The MWA is introducing legislation this session in the Montana Legislature that would require nonresident hunters who purchase the outfitter-sponsored set-aside licenses to hunt on public lands, according to Craig Sharpe, executive director of the federation.
The legislation, Sharpe says, "might inhibit private leasing by taking the outfitter out of the equation."
Some sportsmen, including some elements of the MWA, favored repealing the nonresident outfitter-sponsored set-aside licenses altogether, says Stalling. So the proposed legislation is a compromise, he says.

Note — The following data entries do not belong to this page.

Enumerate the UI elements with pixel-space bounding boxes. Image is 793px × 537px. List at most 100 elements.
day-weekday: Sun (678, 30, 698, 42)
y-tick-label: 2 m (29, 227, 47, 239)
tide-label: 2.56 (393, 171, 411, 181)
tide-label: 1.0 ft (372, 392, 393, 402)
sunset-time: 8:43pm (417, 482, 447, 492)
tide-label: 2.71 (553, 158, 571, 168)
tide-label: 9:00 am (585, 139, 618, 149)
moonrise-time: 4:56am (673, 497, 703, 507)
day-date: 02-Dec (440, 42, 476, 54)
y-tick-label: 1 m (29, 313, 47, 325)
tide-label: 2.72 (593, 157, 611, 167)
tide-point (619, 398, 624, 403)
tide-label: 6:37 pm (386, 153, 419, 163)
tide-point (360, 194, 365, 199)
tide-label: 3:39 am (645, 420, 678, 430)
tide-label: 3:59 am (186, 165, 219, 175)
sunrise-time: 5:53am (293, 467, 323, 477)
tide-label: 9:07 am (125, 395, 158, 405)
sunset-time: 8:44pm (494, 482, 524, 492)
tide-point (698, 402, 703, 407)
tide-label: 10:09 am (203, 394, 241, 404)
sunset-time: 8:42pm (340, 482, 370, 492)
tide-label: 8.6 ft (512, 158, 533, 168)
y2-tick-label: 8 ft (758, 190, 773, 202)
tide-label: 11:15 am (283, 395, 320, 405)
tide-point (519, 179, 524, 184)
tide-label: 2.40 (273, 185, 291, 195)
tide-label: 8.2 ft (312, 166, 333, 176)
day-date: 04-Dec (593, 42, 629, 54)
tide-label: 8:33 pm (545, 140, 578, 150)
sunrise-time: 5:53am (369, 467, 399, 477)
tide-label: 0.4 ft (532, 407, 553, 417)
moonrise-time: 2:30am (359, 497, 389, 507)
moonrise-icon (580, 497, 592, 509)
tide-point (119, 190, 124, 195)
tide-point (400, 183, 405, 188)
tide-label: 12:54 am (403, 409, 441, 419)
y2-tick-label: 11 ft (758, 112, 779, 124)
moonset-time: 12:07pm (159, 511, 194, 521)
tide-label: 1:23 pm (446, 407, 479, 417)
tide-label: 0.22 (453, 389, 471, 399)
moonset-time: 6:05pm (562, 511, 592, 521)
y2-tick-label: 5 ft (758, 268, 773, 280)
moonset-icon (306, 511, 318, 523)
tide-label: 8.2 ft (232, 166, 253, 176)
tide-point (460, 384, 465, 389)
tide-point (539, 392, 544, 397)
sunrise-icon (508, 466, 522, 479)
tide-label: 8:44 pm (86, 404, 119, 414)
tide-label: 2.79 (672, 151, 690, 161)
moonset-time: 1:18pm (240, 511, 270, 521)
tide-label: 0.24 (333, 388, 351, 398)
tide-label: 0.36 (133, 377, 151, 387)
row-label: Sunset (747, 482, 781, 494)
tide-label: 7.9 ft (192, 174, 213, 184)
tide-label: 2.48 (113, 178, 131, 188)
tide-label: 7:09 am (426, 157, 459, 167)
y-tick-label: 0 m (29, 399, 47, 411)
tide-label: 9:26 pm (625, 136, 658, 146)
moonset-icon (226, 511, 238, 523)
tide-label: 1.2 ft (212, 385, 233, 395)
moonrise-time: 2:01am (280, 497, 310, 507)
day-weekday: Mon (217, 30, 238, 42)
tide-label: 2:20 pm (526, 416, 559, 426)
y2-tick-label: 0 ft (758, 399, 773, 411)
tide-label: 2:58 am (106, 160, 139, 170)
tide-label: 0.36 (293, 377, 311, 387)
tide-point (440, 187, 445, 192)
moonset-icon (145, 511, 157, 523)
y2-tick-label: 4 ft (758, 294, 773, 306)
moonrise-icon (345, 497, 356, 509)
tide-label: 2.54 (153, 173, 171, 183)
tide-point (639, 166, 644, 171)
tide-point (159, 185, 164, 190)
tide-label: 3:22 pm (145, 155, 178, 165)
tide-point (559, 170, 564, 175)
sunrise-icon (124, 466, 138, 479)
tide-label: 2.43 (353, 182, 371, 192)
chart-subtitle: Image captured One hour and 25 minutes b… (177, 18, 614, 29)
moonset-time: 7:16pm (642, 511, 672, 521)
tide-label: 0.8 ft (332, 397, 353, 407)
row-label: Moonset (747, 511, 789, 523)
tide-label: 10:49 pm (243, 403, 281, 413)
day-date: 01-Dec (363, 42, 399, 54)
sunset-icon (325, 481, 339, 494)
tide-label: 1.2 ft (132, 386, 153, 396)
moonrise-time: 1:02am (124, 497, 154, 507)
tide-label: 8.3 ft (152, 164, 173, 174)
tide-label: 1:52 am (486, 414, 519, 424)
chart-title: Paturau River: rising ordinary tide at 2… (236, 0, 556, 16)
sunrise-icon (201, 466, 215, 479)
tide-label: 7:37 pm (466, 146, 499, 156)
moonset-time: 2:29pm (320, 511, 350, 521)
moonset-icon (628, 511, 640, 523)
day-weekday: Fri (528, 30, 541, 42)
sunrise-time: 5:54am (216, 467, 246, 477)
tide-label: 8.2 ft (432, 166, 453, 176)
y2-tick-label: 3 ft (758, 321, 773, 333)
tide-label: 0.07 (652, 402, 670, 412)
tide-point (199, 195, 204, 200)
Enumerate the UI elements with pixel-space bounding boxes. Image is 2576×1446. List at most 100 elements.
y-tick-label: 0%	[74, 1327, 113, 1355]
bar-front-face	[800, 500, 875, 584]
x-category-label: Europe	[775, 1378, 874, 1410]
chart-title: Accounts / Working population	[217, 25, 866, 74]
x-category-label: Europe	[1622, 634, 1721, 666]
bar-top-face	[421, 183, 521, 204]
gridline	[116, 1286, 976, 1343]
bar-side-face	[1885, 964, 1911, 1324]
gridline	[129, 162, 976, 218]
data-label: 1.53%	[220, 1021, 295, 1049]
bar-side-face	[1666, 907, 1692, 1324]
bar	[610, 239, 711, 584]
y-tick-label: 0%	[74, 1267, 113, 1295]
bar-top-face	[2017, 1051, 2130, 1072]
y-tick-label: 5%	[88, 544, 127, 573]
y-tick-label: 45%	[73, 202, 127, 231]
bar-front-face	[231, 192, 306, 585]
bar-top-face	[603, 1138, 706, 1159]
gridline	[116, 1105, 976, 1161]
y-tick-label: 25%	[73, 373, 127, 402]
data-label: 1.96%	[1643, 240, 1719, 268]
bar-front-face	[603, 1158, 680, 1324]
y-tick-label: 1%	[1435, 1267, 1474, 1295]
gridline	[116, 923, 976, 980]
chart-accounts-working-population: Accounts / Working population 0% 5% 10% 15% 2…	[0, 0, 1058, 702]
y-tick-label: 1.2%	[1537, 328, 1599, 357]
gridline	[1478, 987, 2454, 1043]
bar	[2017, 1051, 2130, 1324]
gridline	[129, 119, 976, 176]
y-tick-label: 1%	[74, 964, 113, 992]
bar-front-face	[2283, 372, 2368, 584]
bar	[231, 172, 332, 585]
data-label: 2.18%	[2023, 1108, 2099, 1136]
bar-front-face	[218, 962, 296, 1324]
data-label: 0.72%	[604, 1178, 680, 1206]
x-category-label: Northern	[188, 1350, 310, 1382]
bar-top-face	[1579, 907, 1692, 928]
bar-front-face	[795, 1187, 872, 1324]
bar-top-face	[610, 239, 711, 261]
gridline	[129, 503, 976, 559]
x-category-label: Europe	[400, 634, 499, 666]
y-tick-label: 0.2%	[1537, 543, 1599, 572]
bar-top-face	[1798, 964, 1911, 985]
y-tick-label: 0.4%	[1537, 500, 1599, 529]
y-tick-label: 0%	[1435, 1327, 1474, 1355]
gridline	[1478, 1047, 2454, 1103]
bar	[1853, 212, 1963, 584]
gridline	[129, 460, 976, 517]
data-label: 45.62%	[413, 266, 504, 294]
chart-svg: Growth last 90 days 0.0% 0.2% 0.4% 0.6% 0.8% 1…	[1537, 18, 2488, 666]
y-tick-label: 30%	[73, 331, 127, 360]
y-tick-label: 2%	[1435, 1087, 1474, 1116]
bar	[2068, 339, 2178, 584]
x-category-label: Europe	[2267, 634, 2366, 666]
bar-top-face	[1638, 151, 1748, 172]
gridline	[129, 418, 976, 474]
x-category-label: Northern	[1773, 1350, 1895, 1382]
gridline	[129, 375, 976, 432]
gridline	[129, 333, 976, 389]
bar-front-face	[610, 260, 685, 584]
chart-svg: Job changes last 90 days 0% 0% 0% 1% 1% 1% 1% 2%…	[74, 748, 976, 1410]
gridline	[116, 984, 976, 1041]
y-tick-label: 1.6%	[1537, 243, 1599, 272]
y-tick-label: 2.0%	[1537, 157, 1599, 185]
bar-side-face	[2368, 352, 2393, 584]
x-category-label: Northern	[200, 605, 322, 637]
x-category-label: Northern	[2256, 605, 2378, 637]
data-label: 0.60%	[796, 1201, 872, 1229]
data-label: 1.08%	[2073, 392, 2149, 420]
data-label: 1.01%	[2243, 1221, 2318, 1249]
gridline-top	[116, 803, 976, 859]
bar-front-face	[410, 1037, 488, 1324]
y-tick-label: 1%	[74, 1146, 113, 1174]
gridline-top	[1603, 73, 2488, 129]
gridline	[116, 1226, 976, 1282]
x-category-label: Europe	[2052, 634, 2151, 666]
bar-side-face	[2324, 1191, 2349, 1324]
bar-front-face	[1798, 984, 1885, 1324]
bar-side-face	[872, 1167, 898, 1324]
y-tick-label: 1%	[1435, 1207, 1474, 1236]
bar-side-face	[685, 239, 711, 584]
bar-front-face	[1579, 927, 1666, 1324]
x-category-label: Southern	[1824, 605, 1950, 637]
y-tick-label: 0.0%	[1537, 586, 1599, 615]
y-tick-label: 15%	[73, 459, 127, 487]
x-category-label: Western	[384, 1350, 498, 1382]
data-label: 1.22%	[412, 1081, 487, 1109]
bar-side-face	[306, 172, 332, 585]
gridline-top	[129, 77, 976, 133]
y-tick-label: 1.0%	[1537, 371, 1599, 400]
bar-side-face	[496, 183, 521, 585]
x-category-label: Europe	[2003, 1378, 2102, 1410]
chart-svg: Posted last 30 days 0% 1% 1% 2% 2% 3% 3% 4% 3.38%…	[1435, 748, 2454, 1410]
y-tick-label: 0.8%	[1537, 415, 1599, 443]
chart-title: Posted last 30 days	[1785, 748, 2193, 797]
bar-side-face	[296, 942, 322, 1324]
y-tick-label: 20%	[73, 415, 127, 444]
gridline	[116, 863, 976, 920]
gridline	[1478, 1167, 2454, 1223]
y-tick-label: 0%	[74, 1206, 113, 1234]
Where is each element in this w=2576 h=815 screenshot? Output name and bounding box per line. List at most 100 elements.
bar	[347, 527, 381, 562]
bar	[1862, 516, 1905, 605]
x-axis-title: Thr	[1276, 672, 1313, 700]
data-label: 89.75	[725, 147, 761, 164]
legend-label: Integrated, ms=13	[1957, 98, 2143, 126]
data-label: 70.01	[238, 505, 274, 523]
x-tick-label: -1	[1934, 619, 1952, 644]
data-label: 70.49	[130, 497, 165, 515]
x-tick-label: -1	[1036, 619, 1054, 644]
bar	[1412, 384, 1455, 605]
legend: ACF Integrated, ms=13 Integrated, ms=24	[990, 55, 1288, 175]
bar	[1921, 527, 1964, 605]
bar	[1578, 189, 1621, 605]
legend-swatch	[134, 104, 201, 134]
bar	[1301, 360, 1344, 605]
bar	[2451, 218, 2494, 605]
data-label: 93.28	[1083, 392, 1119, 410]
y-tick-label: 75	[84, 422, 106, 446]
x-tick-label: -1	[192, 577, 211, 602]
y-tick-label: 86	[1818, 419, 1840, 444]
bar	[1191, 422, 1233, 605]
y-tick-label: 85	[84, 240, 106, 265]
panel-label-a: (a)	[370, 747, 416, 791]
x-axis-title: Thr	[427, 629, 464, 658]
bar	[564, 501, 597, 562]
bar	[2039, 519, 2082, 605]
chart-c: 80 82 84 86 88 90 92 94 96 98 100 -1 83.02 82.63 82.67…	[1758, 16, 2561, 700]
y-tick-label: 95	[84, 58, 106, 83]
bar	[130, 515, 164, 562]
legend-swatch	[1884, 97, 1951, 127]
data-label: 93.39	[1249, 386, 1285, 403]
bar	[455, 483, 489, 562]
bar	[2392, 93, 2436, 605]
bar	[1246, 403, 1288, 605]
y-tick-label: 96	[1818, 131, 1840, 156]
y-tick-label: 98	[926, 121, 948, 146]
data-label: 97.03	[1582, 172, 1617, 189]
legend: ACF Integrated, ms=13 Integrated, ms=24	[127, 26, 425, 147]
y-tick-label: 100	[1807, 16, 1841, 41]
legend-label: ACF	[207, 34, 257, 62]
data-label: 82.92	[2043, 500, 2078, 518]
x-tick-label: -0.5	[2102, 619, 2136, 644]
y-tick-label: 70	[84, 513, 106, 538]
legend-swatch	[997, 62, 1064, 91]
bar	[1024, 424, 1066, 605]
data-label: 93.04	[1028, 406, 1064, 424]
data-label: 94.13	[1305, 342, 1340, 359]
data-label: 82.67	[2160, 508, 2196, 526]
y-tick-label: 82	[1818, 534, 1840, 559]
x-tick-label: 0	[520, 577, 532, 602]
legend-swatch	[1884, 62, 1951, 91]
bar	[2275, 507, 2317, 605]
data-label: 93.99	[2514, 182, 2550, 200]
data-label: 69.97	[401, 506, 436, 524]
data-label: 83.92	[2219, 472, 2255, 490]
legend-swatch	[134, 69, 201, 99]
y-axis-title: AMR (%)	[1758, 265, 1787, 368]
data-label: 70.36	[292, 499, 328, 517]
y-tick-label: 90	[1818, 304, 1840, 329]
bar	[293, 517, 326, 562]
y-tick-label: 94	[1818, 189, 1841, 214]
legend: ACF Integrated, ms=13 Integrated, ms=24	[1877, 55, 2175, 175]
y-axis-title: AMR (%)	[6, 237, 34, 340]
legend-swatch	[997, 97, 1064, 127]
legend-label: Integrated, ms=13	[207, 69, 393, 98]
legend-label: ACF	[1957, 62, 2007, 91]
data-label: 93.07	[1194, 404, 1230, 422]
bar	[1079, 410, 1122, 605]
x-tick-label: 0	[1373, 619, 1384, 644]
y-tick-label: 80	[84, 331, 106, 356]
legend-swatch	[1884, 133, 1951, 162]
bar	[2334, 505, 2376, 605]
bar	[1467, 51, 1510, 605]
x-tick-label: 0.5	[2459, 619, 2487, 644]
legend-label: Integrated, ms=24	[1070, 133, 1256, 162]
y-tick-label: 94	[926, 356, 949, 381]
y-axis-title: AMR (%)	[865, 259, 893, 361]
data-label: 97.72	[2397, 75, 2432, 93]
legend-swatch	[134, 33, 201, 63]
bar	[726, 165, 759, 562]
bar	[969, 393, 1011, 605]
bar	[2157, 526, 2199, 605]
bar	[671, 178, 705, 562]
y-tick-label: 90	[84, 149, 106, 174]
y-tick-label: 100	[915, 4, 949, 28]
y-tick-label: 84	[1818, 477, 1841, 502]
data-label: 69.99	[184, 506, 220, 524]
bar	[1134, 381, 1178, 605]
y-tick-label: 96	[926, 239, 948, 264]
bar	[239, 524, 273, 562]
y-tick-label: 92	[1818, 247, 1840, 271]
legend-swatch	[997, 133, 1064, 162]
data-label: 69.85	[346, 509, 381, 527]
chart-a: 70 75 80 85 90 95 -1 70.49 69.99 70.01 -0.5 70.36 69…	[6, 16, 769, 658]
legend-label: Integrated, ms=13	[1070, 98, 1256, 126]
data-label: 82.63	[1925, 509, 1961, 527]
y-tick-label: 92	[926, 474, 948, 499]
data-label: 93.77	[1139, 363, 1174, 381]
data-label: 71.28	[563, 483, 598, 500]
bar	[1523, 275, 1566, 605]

The legislation that created the Block Management Program and the variable priced nonresident outfitter-sponsored set-aside licenses will sunset in 2006, according to Allan Charles, director of FWP's Landowner/Sportsman Relations. The 2005 Legislature will review the programs and decide whether to continue them.
"Jim's (Posewitz's) point is well taken," says Charles. "But you have to go back to 1995, with all the competing interests struggling to work together. Prior to this there was no free-market. Outfitters had to compete based on the license drawings. It was a crap shoot. There was no guarantee they'd have clients. So outfitters often would have to tie up a maximum amount of land in leases in case all their clients were drawn for permits. So there was a negative impact on public access.
"I think we in the department, when we try to craft an access program, we find one-size-fits-all doesn't work. Some landowners and some outfitters want to allow some limited outfitter hunting. I think there are some win-win situations out there. I don't think we've explored all the options."
In Montana's appeal of the 9th Circuit decision, Brian Morris, Montana's state solicitor, said the decision threatens the ability of the state to "conserve, promote and develop wildlife populations within their borders."
The ruling that Arizona's limits on out-of-state big-game licenses are an unconstitutional restriction on interstate commerce conflicts with numerous other court decisions, Morris said. He said the court's logic "runs squarely into a long line of cases holding that recreational hunting does not qualify as interstate commerce and that wildlife does not constitute an article of commerce."
But as long as we risk making deals with the devil, says Posewitz, by allowing commercialization or privatization of wildlife, Montana's long heritage of public hunting and public wildlife management could be placed in jeopardy.
"We have to keep rallying if we want to pass this on to coming generations," Posewitz says. "Managing wildlife as a noncommercial public resource is a very recent experiment in history. So it's pretty fragile. It can only persist as long as we keep standing up for the principle."